The first bell, the Warning bell for Advisory Time, rang at 7:20; the second one, the but-really-this-time Warning, at 7:25; the Late bell chimed promptly at 7:30; and you were actually Late if you got to your Advisory room after 7:32 or so. By late May, even the stickler, by-the-book, if-we-don’t-have-rules-what-do-we-have type teachers were letting things slide, and the eighth graders at Growing Horizons Middle School knew it all too well. So the twelve-ish minutes that followed the first bell were the perfect time for such activities as: pretending to re-organize your locker to block the person above or below you from being able to get to theirs; frantically copying the homework of someone who had probably copied it from someone else and so on ad infinitum, which would lead to some version of the “first mover” problem if anyone ever bothered to think about it; and of course, gossiping.

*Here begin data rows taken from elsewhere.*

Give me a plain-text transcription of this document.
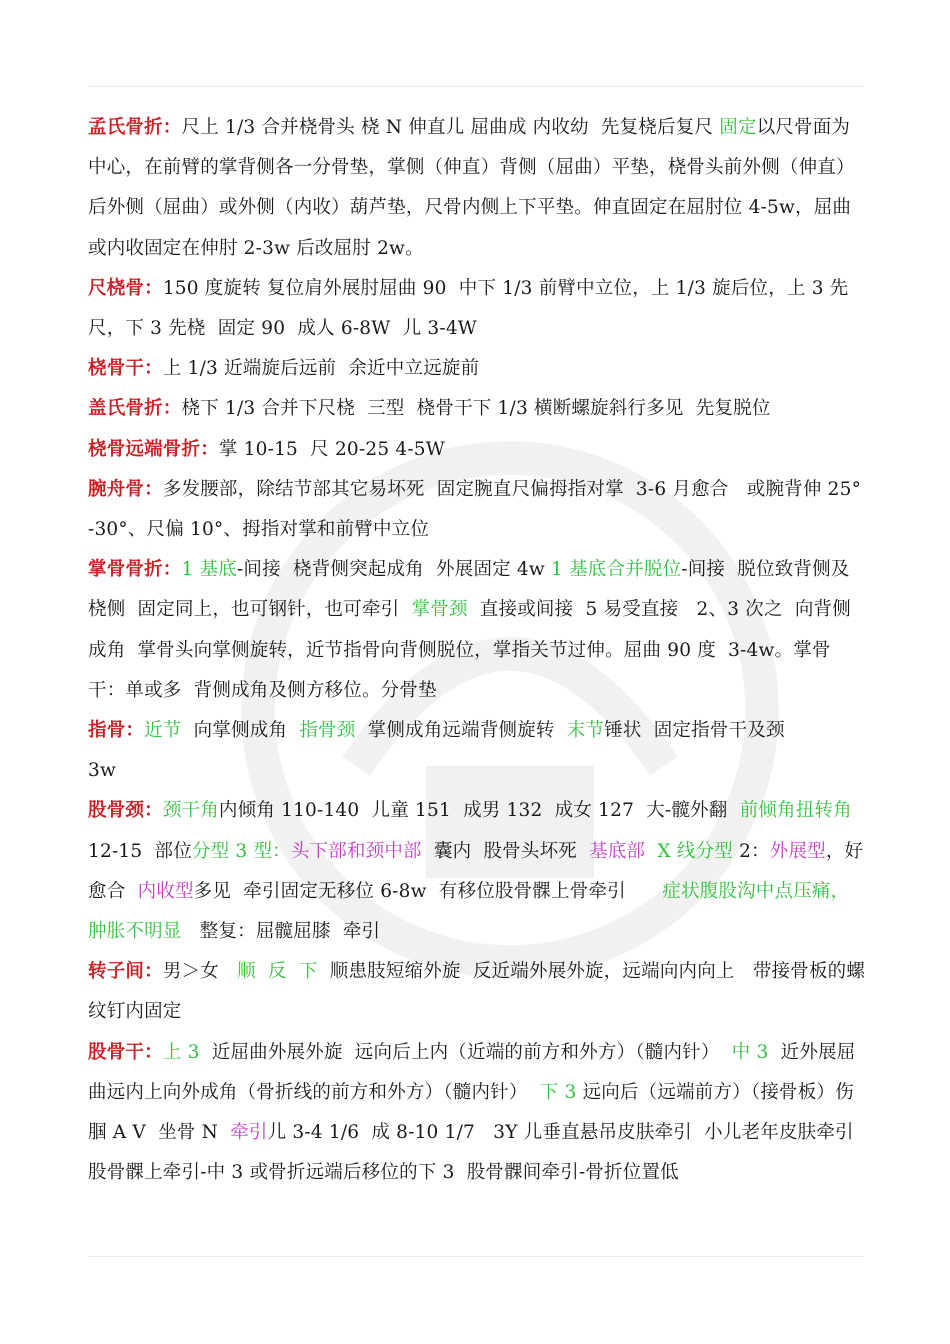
孟氏骨折：尺上 1/3 合并桡骨头 桡 N 伸直儿 屈曲成 内收幼  先复桡后复尺 固定以尺骨面为中心，在前臂的掌背侧各一分骨垫，掌侧（伸直）背侧（屈曲）平垫，桡骨头前外侧（伸直）后外侧（屈曲）或外侧（内收）葫芦垫，尺骨内侧上下平垫。伸直固定在屈肘位 4-5w，屈曲或内收固定在伸肘 2-3w 后改屈肘 2w。

尺桡骨：150 度旋转 复位肩外展肘屈曲 90  中下 1/3 前臂中立位，上 1/3 旋后位，上 3 先尺，下 3 先桡  固定 90  成人 6-8W  儿 3-4W

桡骨干：上 1/3 近端旋后远前  余近中立远旋前

盖氏骨折：桡下 1/3 合并下尺桡  三型  桡骨干下 1/3 横断螺旋斜行多见  先复脱位

桡骨远端骨折：掌 10-15  尺 20-25 4-5W

腕舟骨：多发腰部，除结节部其它易坏死  固定腕直尺偏拇指对掌  3-6 月愈合   或腕背伸 25°-30°、尺偏 10°、拇指对掌和前臂中立位

掌骨骨折：1 基底-间接  桡背侧突起成角  外展固定 4w 1 基底合并脱位-间接  脱位致背侧及桡侧  固定同上，也可钢针，也可牵引  掌骨颈  直接或间接  5 易受直接   2、3 次之  向背侧成角  掌骨头向掌侧旋转，近节指骨向背侧脱位，掌指关节过伸。屈曲 90 度  3-4w。掌骨干：单或多  背侧成角及侧方移位。分骨垫

指骨：近节  向掌侧成角  指骨颈  掌侧成角远端背侧旋转  末节锤状  固定指骨干及颈                  3w

股骨颈：颈干角内倾角 110-140  儿童 151  成男 132  成女 127  大-髋外翻  前倾角扭转角 12-15  部位分型 3 型：头下部和颈中部  囊内  股骨头坏死  基底部 X 线分型 2：外展型，好愈合  内收型多见  牵引固定无移位 6-8w  有移位股骨髁上骨牵引      症状腹股沟中点压痛，肿胀不明显   整复：屈髋屈膝  牵引

转子间：男＞女   顺  反  下  顺患肢短缩外旋  反近端外展外旋，远端向内向上   带接骨板的螺纹钉内固定

股骨干：上 3  近屈曲外展外旋  远向后上内（近端的前方和外方）（髓内针）  中 3  近外展屈曲远内上向外成角（骨折线的前方和外方）（髓内针）  下 3 远向后（远端前方）（接骨板）伤腘 A V  坐骨 N  牵引儿 3-4 1/6  成 8-10 1/7   3Y 儿垂直悬吊皮肤牵引  小儿老年皮肤牵引  股骨髁上牵引-中 3 或骨折远端后移位的下 3  股骨髁间牵引-骨折位置低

James usually - for the past three days, at least, which was as far back as his school-memory really went - spent this time with his headphones in, leaning against a wall, and thinking about why exactly he hated each of the people who passed him. But Wednesday, before he had a chance to put his headphones back in - you had to take them off when you walked into school, because there was a teacher of some sort (name and official position unknown) who had made that her mission, her passion project - he was harpooned by Courtney Collins.

He shut his locker and she was standing there, beaming, her stupid flat face plastered with what was definitely the wrong amount of make up, her hands behind her back like the teacher’s pet she still, deep down, was. “James!”

“Oh, Courtney, hey,” he said in his morning voice. The first words he had said all day; how sad.

“Did you see it? Did you even?” she asked eagerly.

“See what, Courtney?” She was always first-name, last-name when you talked about her, but to her face she was Courtney.

“Oh my God, you didn’t see it. You don’t even know, do you?”

“Know what? How am I supposed to know if I know if you won’t even tell me what the hell you’re talking about?”

Courtney wrinkled her brow for a second, not understanding, but then must have decided it didn’t matter. Her topic of conversation was more interesting. “Hannah’s gone.”

“Well, of course Hannah’s gone. You think I don’t know that? I’m one of her best friends.” He couldn’t say her best friend because Courtney would parry with Victoria and he didn’t feel like having that argument again. Not with Courtney Collins at 7:20 in the morning the day after he realized he was in love and went to bed without dinner.

Courtney rocked on her toes with glee. “No, she’s, like, gone gone. She posted this whole thing about it on Myssenger. I can’t believe you didn’t see it. I can’t believe she didn’t tell you.”

James faked a laugh. “Oh, that. Yeah, she told me she was gonna post that. I just didn’t know she already did.” Not a lie because - well, because it was fucking Courtney Collins and she didn’t count. “I don’t spend my whole life on the computer like you do.”

“Ohhhh, okayyyy.” Courtney was clearly not convinced - but which part was she focused on? That he didn’t spend his whole life on the computer or that he knew Hannah’s whereabouts? “I wonder if Victoria knows.”

“I don’t know, maybe you could try asking her?” James said, performatively looking around the Common Area where all the eighth-grade lockers were.

“She’s not here yet. I already looked.” The message was clear: he had been her second choice. Rubbing news about Hannah in Victoria’s face was a better prospect than rubbing it in his. Not that there had really been any news. What the hell did gone mean, anyway?

“Wait, so what exactly did she say?”

“Victoria?”

“No, Hannah.”

“I thought you already knew?” she smirked.

The second bell rang - a cute little melody, visitors to the school always commented - but it had no effect on any of the students milling about.

“I mean, she told me, like, the main idea. But she didn’t know exactly what words she was gonna use yet. Obviously.”

“I guess you’ll have to read it yourself, then,” Courtney replied cheerily. “I don’t have a photogenic memory. Oh, there’s Victoria, bye!” She practically galloped across the Common Area. She had been a horse girl, too, hadn’t she? And once a horse girl, always a horse girl. That, James decided, putting his headphones in, was why he hated Courtney Collins.